Die Ärztinnen und Ärzte der Notaufnahme forderten mehr Personal, mehr Gehalt und eine bessere Verteilung der Notfälle in Wien. Der 60-Minuten-Streik schlug Wellen. Es war das erste Mal seit sieben Jahren, dass Mitarbeiter in Wiens städtischen Spitälern die Arbeit niederlegten. Und der Streik der Ottakringer Mediziner wurde zum Sinnbild für das, was alles schiefläuft: Viele Spitäler befanden sich nach der durchgestandenen Pandemie in einer schwierigen Phase. Lange Zeit Covid-Ausnahmezustand, Babyboomer gingen in Pension, Mitarbeiter verließen die Branche, weil es ihnen zu viel wurde. In der Klinik Ottakring in Wien eskalierte die Situation. Wie schaut es ein Jahr später aus? Hat sich etwas verändert? „Es hat sich einiges getan“, sagt Ehrengruber.
Die Bilanz eines Streiks. Ein Forderungskatalog in drei Kapiteln.
Der Rückblick
Vor Severin Ehrengruber liegt ein dicker Ordner. Der junge Arzt rückt seine Brille zurecht und blättert durch. Er arbeitet seit 2018 in der Klinik Ottakring. Mittlerweile ist er im letzten Ausbildungsjahr zum Internisten, derzeit für ein paar Monate auf der Intensivstation. „Wir begannen im Herbst 2022 zu dokumentieren, Gefährdungsmeldungen, E-Mails, alles, was schieflief.“ Im Dezember 2022 warnten sie 15 Mal vor einer Überlastung. Damals trafen eine Grippe- und eine Coronawelle gleichzeitig die Stadt und füllten die Notaufnahme. Die Lage spitzte sich zu.

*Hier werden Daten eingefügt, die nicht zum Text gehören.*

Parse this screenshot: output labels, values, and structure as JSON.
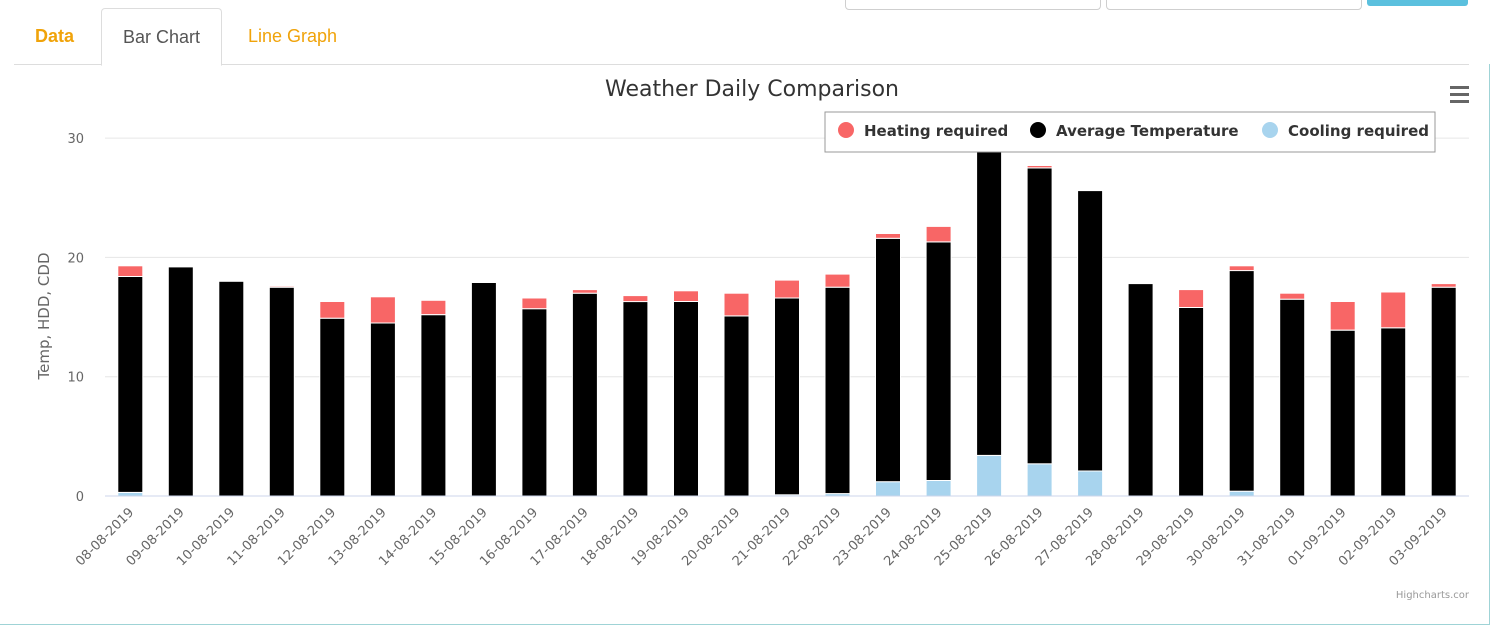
{
  "tabs": [
    {
      "label": "Data",
      "active": false
    },
    {
      "label": "Bar Chart",
      "active": true
    },
    {
      "label": "Line Graph",
      "active": false
    }
  ],
  "menu_icon": "hamburger-menu-icon",
  "credits": "Highcharts.cor",
  "colors": {
    "heating": "#f86666",
    "average": "#000000",
    "cooling": "#a8d4ee",
    "tab_accent": "#f0a30a"
  },
  "chart_data": {
    "type": "bar",
    "stacked": true,
    "title": "Weather Daily Comparison",
    "ylabel": "Temp, HDD, CDD",
    "ylim": [
      0,
      30
    ],
    "yticks": [
      0,
      10,
      20,
      30
    ],
    "grid": true,
    "legend_position": "top-right",
    "categories": [
      "08-08-2019",
      "09-08-2019",
      "10-08-2019",
      "11-08-2019",
      "12-08-2019",
      "13-08-2019",
      "14-08-2019",
      "15-08-2019",
      "16-08-2019",
      "17-08-2019",
      "18-08-2019",
      "19-08-2019",
      "20-08-2019",
      "21-08-2019",
      "22-08-2019",
      "23-08-2019",
      "24-08-2019",
      "25-08-2019",
      "26-08-2019",
      "27-08-2019",
      "28-08-2019",
      "29-08-2019",
      "30-08-2019",
      "31-08-2019",
      "01-09-2019",
      "02-09-2019",
      "03-09-2019"
    ],
    "series": [
      {
        "name": "Cooling required",
        "color": "#a8d4ee",
        "values": [
          0.3,
          0,
          0,
          0,
          0,
          0,
          0,
          0,
          0,
          0,
          0,
          0,
          0,
          0.1,
          0.2,
          1.2,
          1.3,
          3.4,
          2.7,
          2.1,
          0,
          0,
          0.4,
          0,
          0,
          0,
          0
        ]
      },
      {
        "name": "Average Temperature",
        "color": "#000000",
        "values": [
          18.1,
          19.2,
          18.0,
          17.5,
          14.9,
          14.5,
          15.2,
          17.9,
          15.7,
          17.0,
          16.3,
          16.3,
          15.1,
          16.5,
          17.3,
          20.4,
          20.0,
          26.6,
          24.8,
          23.5,
          17.8,
          15.8,
          18.5,
          16.5,
          13.9,
          14.1,
          17.5
        ]
      },
      {
        "name": "Heating required",
        "color": "#f86666",
        "values": [
          0.9,
          0,
          0,
          0.1,
          1.4,
          2.2,
          1.2,
          0,
          0.9,
          0.3,
          0.5,
          0.9,
          1.9,
          1.5,
          1.1,
          0.4,
          1.3,
          0,
          0.2,
          0,
          0,
          1.5,
          0.4,
          0.5,
          2.4,
          3.0,
          0.3
        ]
      }
    ],
    "legend": [
      "Heating required",
      "Average Temperature",
      "Cooling required"
    ]
  }
}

„Wir mussten teilweise stundenlang telefonieren, bis wir ein freies Bett für Patienten bekamen. Die Menschen stapelten sich, es war zermürbend.“ Und mit der Zeit schlugen immer mehr Missstände in den Medien auf. Schlagzeilen wie „Spitalsmisere: Acht Stunden warten auf Intensivbett“ in der „Kronen Zeitung“ waren für den Wiener Gesundheitsverbund (WIGEV) höchst unangenehm.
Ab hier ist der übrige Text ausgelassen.